Kaveri and her newborn calf Kalindi

Madhubala was still enjoying her romp on the hillside when we decided to go in search of her. Manjunath led the way like a mountain goat – sure-footed and light of step, while we had to make quite an effort to keep up. Pond after pond we scanned, each one with its own group of buffaloes wallowing with blissful expressions on their faces. Finally we came to the road that leads from Chitrapur past Kembre farm having covered almost 4 kms. As we walked back along the road, we spotted yet another pond teeming with buffaloes on the other side of the road. We went near and stood trying to spot her amongst the numerous nostrils and eyes that were the only visible things above the surface of the water. Every now and then one of them would raise their head above water and soon enough we spotted her. She glared at us balefully. Manjunath waded into the water and shepherded her out. She walked morosely down the road while we were lagging behind calling out to the dogs when she suddenly took off in a gallop in the opposite direction. Thundering hooves and grunts – it took a lot of courage to stand with outstretched arms in her path flailing my dupatta. But she did slow down when she neared and Manjunath could catch up with her and together 5 of us including Misty and Phoenix forming a semi-circle behind her, managed to get her back onto the farm.     

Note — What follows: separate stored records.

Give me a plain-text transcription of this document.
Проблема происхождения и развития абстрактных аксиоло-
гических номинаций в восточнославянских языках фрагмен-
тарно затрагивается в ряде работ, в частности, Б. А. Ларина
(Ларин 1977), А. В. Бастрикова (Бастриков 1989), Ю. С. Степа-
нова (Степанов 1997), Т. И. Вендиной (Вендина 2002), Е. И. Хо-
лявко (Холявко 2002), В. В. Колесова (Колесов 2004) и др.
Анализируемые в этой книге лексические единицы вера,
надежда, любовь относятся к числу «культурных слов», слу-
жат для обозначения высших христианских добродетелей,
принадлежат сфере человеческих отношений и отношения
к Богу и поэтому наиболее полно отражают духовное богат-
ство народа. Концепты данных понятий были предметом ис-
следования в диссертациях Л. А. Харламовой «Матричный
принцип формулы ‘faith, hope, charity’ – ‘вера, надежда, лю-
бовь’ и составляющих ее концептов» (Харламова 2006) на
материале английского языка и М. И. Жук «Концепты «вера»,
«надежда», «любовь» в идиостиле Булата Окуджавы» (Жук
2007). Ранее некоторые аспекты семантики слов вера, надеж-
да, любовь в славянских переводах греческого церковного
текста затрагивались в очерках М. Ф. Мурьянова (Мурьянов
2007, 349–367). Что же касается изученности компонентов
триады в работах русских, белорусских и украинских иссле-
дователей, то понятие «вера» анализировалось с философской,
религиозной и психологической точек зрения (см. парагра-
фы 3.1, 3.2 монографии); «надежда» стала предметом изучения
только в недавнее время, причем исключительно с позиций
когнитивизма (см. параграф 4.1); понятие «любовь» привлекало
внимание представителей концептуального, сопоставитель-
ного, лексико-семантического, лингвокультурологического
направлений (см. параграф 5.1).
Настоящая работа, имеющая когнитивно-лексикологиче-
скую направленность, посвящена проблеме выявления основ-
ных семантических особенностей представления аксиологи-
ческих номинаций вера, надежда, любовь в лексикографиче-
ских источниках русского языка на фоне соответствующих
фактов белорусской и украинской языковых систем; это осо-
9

After this episode we did not leave her free for several weeks, but she looked so forlorn when the others left each morning that we decided to let her out too. For the first few days she would return promptly and then the temptation would be too strong and she would wander off again to be brought back after a few days of freedom.

Now as I write this, Madhubala is still on the mountain, this time she is in a pond which has a superstitious legend to it – no man who enters it has ever survived – even if he is a good swimmer. So Manjunath will not wade into it to get her and Madhubala – the minute she sees us approaching, runs into the water. We are now planning to go there late evening after sunset as the buffaloes normally come out after the heat of the sun reduces.

The other cows are content to return home at sundown. Shabari has had yet another calf – the first male calf after we came here – he is Balaram – rich brown coat with a white head and perfectly placed brown spots over both eyes like a pair of sunglasses. He is the cutest. The cows all recognise us now and allow us to milk them too.

As for Madhubala, she is still enjoying the sunshine on her back and the cool water rippling around her.